In the case of James v Greenwich Borough Council Mrs James worked for Greenwich Council for 5 years via an employment agency. She argued that an implied contract of employment had arisen between her and the council. The Employment Appeal Tribunal upheld the Tribunal’s decision that there was no implied contract, as no mutuality of obligation existed, and gave the following guidance on when it is appropriate to imply a contract between a worker and the end user:
- It is not appropriate to imply a contract where the end user cannot insist on the agency supplying a particular worker.
- Where the arrangements are genuine and implemented accurately and represent the actual relationship with the parties, then it will be rare for there to be sufficient evidence to entitle an Employment Tribunal to imply a contract between the agency worker and end user.
- If such a contract is to be inferred then there must be some evidence which demonstrates that the agency arrangements no longer dictate or reflect how the work has been actually performed.
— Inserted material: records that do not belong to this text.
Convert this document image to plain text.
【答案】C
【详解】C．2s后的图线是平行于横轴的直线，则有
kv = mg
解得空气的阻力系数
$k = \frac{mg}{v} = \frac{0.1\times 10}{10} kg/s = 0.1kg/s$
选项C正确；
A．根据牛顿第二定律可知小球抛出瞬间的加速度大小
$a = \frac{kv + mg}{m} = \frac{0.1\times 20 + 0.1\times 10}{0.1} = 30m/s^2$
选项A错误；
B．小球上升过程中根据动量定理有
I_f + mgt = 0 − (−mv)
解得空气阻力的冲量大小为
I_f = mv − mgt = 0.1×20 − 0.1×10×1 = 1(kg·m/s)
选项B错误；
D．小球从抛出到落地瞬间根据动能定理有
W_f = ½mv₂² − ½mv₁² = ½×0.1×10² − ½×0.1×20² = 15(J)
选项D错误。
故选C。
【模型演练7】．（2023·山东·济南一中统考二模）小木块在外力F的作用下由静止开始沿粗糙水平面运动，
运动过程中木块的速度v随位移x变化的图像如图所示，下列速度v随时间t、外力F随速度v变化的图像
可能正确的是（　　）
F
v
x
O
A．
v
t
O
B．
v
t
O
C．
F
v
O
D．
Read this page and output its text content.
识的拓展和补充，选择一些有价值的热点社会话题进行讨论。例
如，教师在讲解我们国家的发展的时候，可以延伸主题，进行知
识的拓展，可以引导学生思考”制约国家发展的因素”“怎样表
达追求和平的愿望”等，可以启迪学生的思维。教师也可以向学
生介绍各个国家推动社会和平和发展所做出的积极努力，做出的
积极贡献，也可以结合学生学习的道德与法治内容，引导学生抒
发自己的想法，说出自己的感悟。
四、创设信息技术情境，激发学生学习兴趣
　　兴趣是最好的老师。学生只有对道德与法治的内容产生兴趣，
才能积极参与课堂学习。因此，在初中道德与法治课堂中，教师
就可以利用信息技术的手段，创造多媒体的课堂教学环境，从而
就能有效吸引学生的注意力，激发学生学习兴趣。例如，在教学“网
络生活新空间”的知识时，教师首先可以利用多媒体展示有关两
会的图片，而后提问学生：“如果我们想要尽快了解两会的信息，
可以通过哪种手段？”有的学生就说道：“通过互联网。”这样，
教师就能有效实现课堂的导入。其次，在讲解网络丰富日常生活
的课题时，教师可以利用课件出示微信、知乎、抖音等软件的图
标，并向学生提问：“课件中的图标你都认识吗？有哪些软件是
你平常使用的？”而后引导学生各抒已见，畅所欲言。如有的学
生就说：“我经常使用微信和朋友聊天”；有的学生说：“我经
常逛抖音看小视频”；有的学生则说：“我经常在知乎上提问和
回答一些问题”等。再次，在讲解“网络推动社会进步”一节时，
It will be necessary to show that the worker is no longer working pursuant to the original agency arrangements but such that mutuality of obligation has arisen between the parties.
- The passage of time does not justify the implication of an employment contract.
While the above guidance appears to be clear it should be remembered that it is not in line with cases decided in the more senior Court of Appeal (Dacas v Brook Street Bureau and Cable & Wireless v Muscat). It therefore remains to be seen whether this approach will be adopted in future cases.